Rivard s'accordera maintenant une pause de quelques mois, loin de la piscine, afin de poursuivre ses études à l'université (en droit à l'Université Laval). La principale intéressée prévoit retourner dans la piscine à compter de février 2022.

Quant à savoir si elle compte être de nouveau sur la ligne de départ aux Jeux paralympiques de Paris en 2024, il faudra patienter encore un peu avant de connaître sa réponse.

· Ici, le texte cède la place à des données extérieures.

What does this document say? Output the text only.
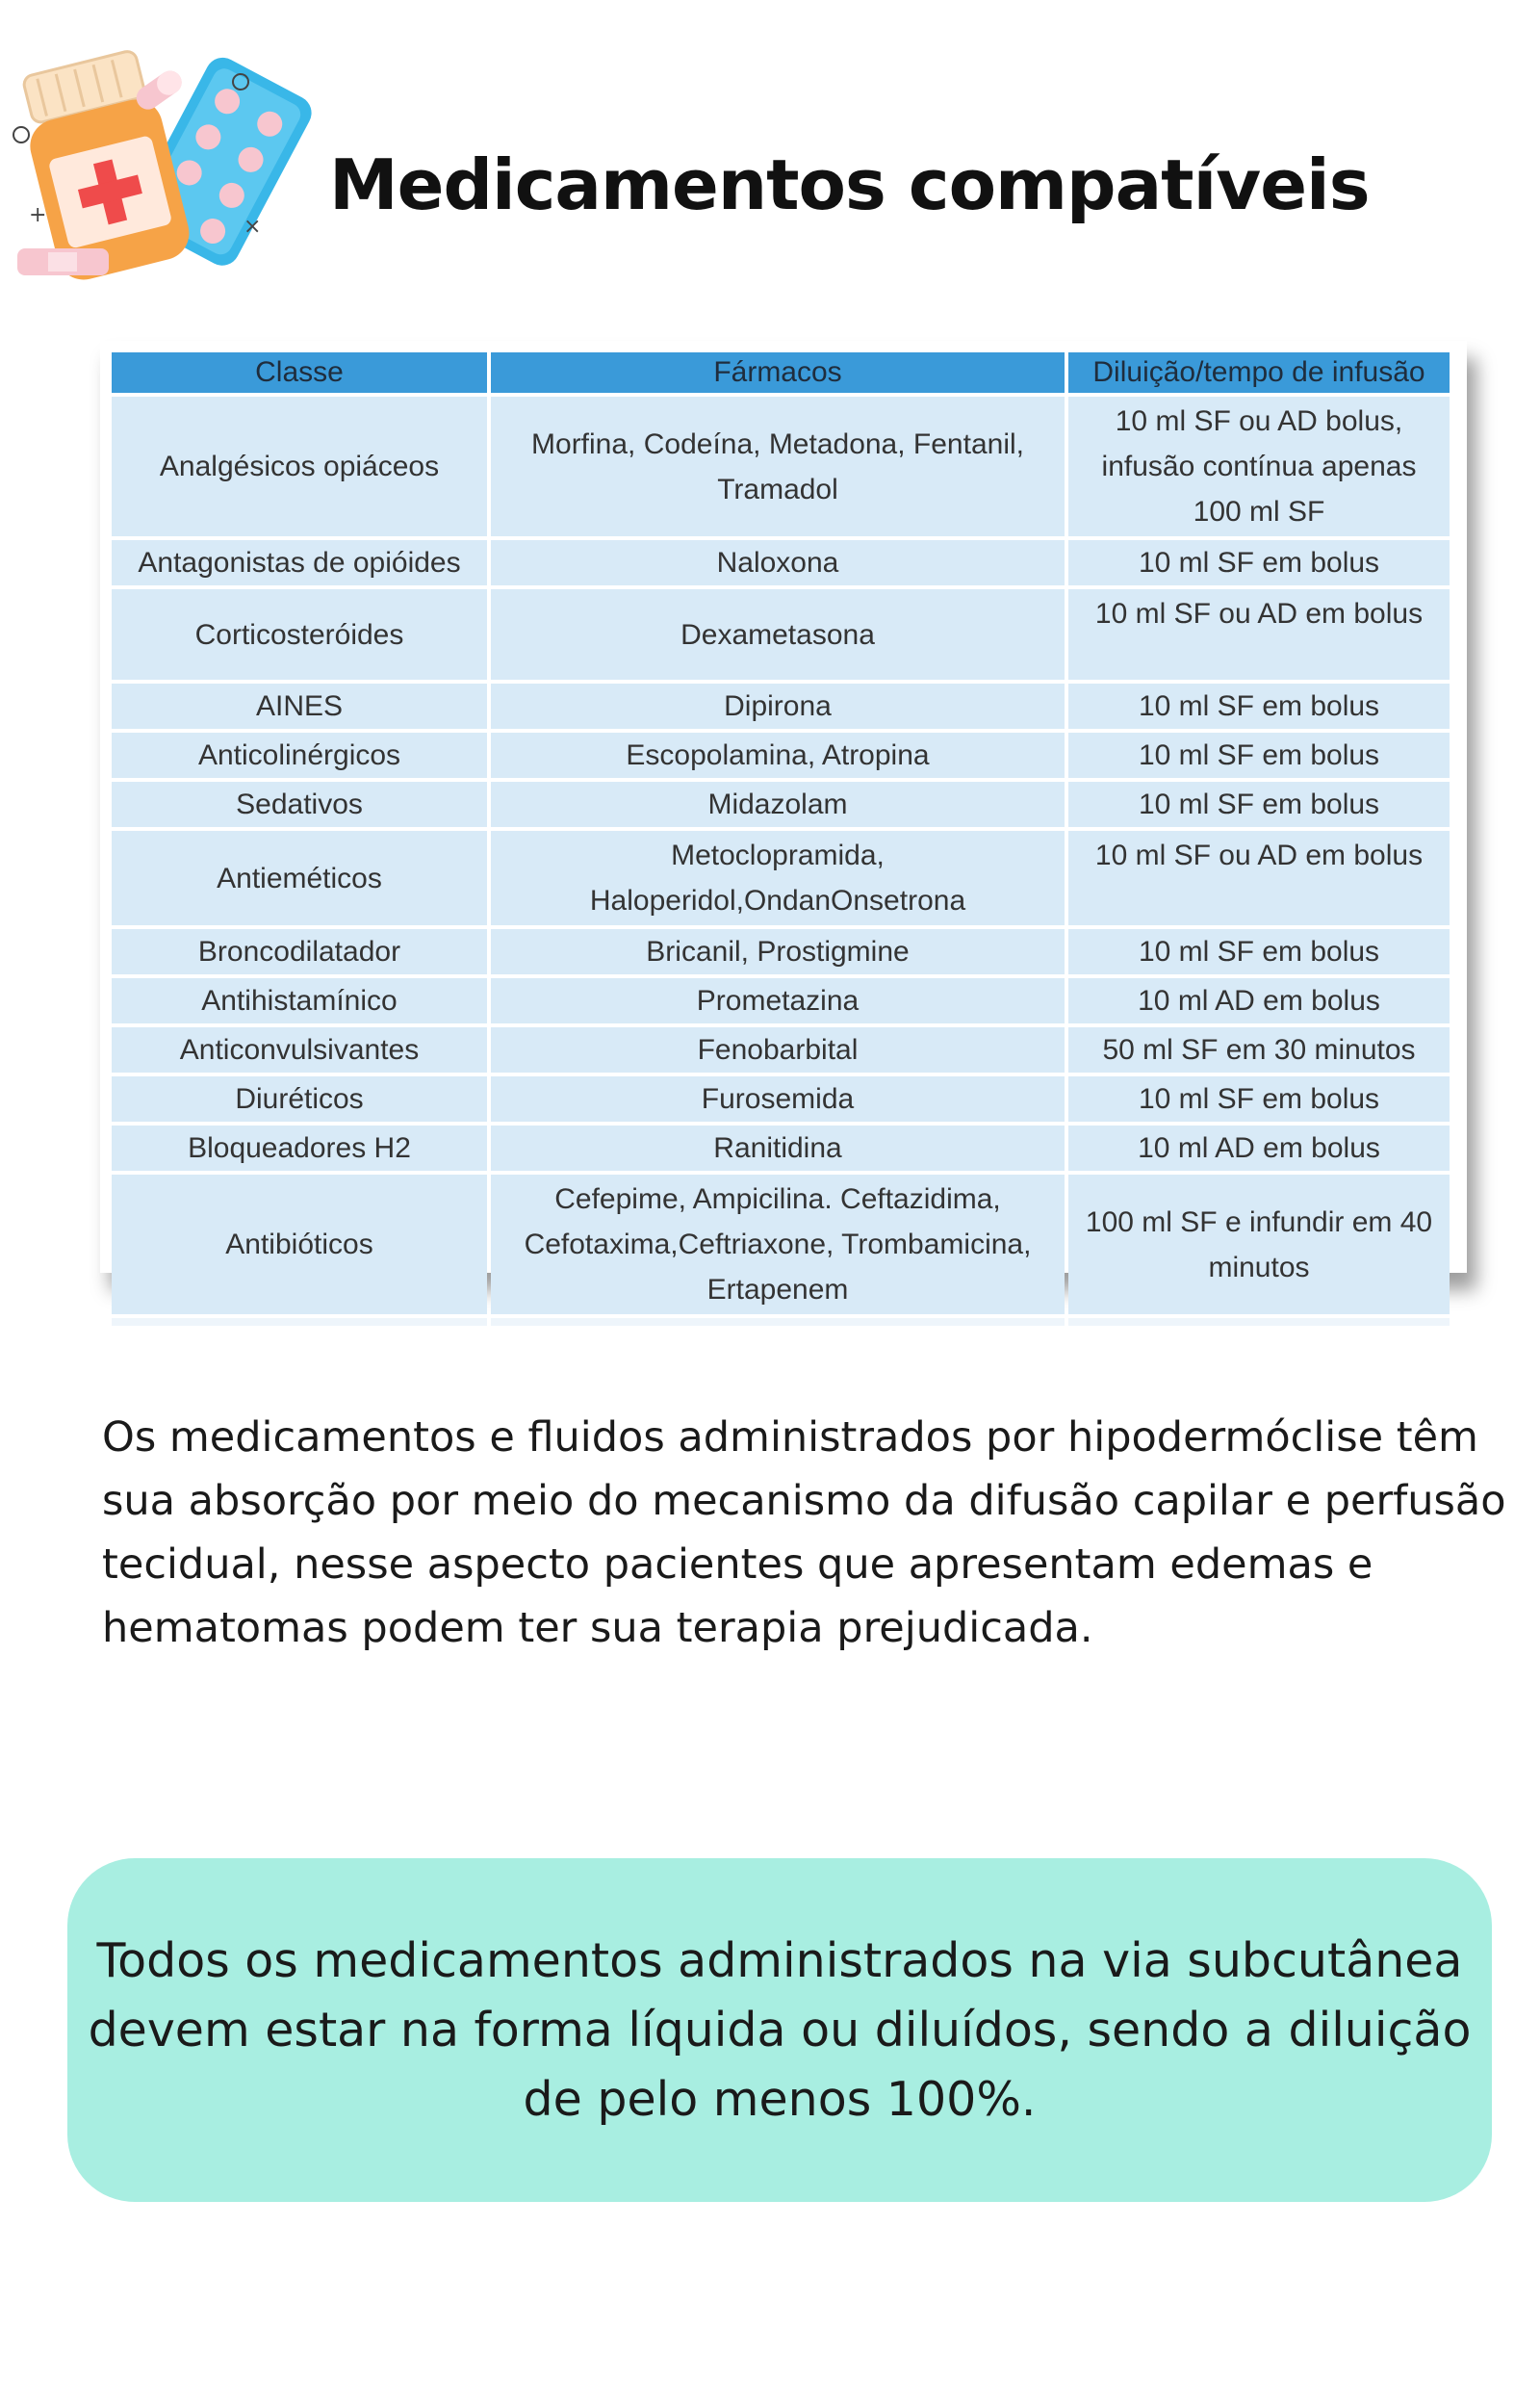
+	×
Medicamentos compatíveis
Classe	Fármacos	Diluição/tempo de infusão
Analgésicos opiáceos	Morfina, Codeína, Metadona, Fentanil, Tramadol	10 ml SF ou AD bolus, infusão contínua apenas 100 ml SF
Antagonistas de opióides	Naloxona	10 ml SF em bolus
Corticosteróides	Dexametasona	10 ml SF ou AD em bolus
AINES	Dipirona	10 ml SF em bolus
Anticolinérgicos	Escopolamina, Atropina	10 ml SF em bolus
Sedativos	Midazolam	10 ml SF em bolus
Antieméticos	Metoclopramida, Haloperidol,OndanOnsetrona	10 ml SF ou AD em bolus
Broncodilatador	Bricanil, Prostigmine	10 ml SF em bolus
Antihistamínico	Prometazina	10 ml AD em bolus
Anticonvulsivantes	Fenobarbital	50 ml SF em 30 minutos
Diuréticos	Furosemida	10 ml SF em bolus
Bloqueadores H2	Ranitidina	10 ml AD em bolus
Antibióticos	Cefepime, Ampicilina. Ceftazidima, Cefotaxima,Ceftriaxone, Trombamicina, Ertapenem	100 ml SF e infundir em 40 minutos

Os medicamentos e fluidos administrados por hipodermóclise têm sua absorção por meio do mecanismo da difusão capilar e perfusão tecidual, nesse aspecto pacientes que apresentam edemas e hematomas podem ter sua terapia prejudicada.

Todos os medicamentos administrados na via subcutânea devem estar na forma líquida ou diluídos, sendo a diluição de pelo menos 100%.
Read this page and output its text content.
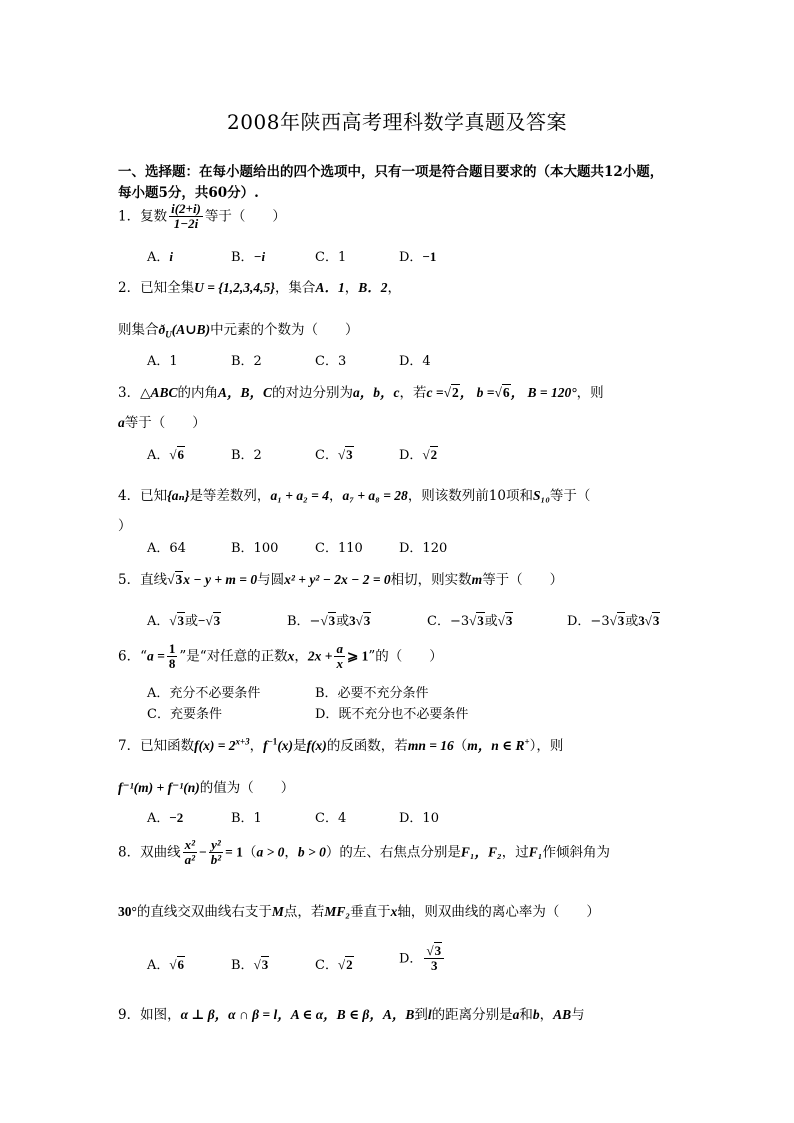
2008年陕西高考理科数学真题及答案
一、选择题：在每小题给出的四个选项中，只有一项是符合题目要求的（本大题共12小题，
每小题5分，共60分）.
1．复数 $\frac{i(2+i)}{1-2i}$ 等于（　　）
A．i	B．−i	C．1	D．−1
2．已知全集U = {1,2,3,4,5}，集合A．1，B．2，
则集合$ð_U(A\cup B)$中元素的个数为（　　）
A．1	B．2	C．3	D．4
3．△ABC的内角A，B，C的对边分别为a，b，c，若c =√2， b =√6， B = 120°，则
a等于（　　）
A．√6	B．2	C．√3	D．√2
4．已知{aₙ}是等差数列，a₁ + a₂ = 4，a₇ + a₈ = 28，则该数列前10项和S₁₀等于（
）
A．64	B．100	C．110	D．120
5．直线√3x − y + m = 0与圆x² + y² − 2x − 2 = 0相切，则实数m等于（　　）
A．√3或−√3	B．−√3或3√3	C．−3√3或√3	D．−3√3或3√3
6．“$a = \frac{1}{8}$ ”是“对任意的正数x，$2x + \frac{a}{x}$ ⩾ 1”的（　　）
A．充分不必要条件	B．必要不充分条件
C．充要条件	D．既不充分也不必要条件
7．已知函数$f(x) = 2^{x+3}$，$f^{-1}(x)$是f(x)的反函数，若mn = 16（m，n ∈ R+），则
f⁻¹(m) + f⁻¹(n)的值为（　　）
A．−2	B．1	C．4	D．10
8．双曲线 $\frac{\text{x²}}{\text{a²}} - \frac{\text{y²}}{\text{b²}} = 1(a > 0$，b > 0）的左、右焦点分别是F₁，F₂，过F₁作倾斜角为
30°的直线交双曲线右支于M点，若MF₂垂直于x轴，则双曲线的离心率为（　　）
A．√6	B．√3	C．√2	D． $\frac{√3}{3}$
9．如图，α ⊥ β，α ∩ β = l，A ∈ α，B ∈ β，A，B到l的距离分别是a和b，AB与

« C'est difficile à dire, car on n'a jamais vécu de cycle olympique de trois ans. On a moins de temps pour peaufiner les détails, et je pourrai peut-être en parler dans trois ans - si je me rends. Mais pour l'instant, je ne change pas mon plan, je veux prendre une pause », a-t-elle confié.

« En ce moment, je veux simplement dire `oui' à tout ce que j'ai dit `non' depuis un an. Je veux revoir mes amis, ma famille, mes proches, et profiter un peu de la vie. Ensuite, je saurai qu'il est temps de retourner nager quand je vais commencer à tourner en rond dans la maison », a-t-elle conclu, en riant.